Officer begging food for Iraqi police dogs

LAS VEGAS - The commander of an Army Reserve detachment is begging friends back home to send food for Iraqi police dogs.

"The dogs are starving and urgently need dry dog food," Capt. Gabriella Cook, commander of the Las Vegas-based 313th Military Police Detachment, said in a Dec. 28 e-mail reported Wednesday by the Las Vegas Review-Journal.

"Some of them have already died," Cook wrote. "Half of them are sick. We have no way of buying actual dog food here."

Cook's unit arrived last month in the Iraq capital. She said 12 German shepherds and one black Labrador retriever trained for bomb-detection and attack at the Iraqi Police Academy in Baghdad have been eating table scraps and garbage.
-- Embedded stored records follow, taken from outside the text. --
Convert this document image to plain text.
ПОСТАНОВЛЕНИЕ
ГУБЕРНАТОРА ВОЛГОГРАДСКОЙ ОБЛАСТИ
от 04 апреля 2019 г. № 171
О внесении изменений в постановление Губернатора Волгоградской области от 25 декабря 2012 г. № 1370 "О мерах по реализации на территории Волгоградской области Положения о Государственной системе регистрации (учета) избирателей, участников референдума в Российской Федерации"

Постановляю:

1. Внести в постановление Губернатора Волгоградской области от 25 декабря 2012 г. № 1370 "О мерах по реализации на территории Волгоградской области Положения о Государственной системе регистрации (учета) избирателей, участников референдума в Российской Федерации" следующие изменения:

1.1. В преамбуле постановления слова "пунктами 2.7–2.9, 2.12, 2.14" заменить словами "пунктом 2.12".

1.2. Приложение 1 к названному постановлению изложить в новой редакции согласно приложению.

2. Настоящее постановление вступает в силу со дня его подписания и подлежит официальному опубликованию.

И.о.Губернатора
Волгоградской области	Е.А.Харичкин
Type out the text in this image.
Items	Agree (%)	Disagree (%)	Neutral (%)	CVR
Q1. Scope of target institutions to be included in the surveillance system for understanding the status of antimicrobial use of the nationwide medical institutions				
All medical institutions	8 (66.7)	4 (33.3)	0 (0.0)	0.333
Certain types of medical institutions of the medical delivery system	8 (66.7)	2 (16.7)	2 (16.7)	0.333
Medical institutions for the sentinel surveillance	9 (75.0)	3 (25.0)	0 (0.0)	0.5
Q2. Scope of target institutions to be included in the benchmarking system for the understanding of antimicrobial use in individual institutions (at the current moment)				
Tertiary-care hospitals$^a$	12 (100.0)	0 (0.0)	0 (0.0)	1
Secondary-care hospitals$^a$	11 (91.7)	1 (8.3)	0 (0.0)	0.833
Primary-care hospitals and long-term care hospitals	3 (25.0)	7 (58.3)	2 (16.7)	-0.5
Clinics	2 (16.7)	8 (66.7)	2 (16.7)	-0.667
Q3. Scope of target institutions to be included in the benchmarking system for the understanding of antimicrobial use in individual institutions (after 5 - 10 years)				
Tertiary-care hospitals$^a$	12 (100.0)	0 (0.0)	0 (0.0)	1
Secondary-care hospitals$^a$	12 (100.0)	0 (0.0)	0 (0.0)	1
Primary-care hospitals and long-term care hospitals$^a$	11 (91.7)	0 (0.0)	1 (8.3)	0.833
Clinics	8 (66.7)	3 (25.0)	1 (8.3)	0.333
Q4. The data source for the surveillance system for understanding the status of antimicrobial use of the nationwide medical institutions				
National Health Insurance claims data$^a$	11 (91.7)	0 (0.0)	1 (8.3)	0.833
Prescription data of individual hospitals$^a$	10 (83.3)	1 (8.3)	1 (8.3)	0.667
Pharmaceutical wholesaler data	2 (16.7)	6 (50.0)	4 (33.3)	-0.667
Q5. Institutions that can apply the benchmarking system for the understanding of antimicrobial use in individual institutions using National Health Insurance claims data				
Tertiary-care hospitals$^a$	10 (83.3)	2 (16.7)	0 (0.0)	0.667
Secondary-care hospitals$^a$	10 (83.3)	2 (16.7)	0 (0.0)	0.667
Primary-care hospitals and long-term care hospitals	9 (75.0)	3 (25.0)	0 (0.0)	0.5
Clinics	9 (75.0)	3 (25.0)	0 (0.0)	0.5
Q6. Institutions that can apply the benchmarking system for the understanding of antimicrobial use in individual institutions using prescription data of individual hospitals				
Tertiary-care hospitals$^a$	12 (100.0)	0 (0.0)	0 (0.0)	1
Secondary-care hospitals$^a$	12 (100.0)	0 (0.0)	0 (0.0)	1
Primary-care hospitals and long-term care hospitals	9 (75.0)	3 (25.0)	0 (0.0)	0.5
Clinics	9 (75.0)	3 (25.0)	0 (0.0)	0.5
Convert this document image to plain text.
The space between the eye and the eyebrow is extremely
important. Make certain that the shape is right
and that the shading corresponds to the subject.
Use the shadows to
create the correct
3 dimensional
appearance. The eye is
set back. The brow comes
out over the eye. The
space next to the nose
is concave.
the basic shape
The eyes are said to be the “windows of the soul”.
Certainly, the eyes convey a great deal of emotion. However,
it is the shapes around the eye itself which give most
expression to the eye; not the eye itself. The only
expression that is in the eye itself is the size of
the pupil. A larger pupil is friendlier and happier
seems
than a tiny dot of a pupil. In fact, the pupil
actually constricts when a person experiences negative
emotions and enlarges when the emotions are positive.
"It seems like an emergency situation," Diana Paivanas, a Henderson pet-care provider and Cook's friend, told the Review-Journal. "Something needs to be done now to save these dogs."

Sen. John Ensign, R-Nev., a veterinarian, directed a legislative aide to contact an Army liaison to investigate, a spokesman for the senator said.

Military officials at the Combined Press Information Center in Baghdad did not immediately respond to the newspaper's request for information about the food supply for U.S. canines in Iraq.

Paivanas said she found it costs about $50 to mail a 30-pound bag of dog food to Cook.

Henderson Veterinarian Terry Muratore estimated that each of the 13 working dogs would consume a 40 pounds or more of dry food per month.

"If securing the country entails having security dogs that are healthy, then we should do that," Muratore said. "Surely there's space on a C-130 to get a pallet of dog food over there."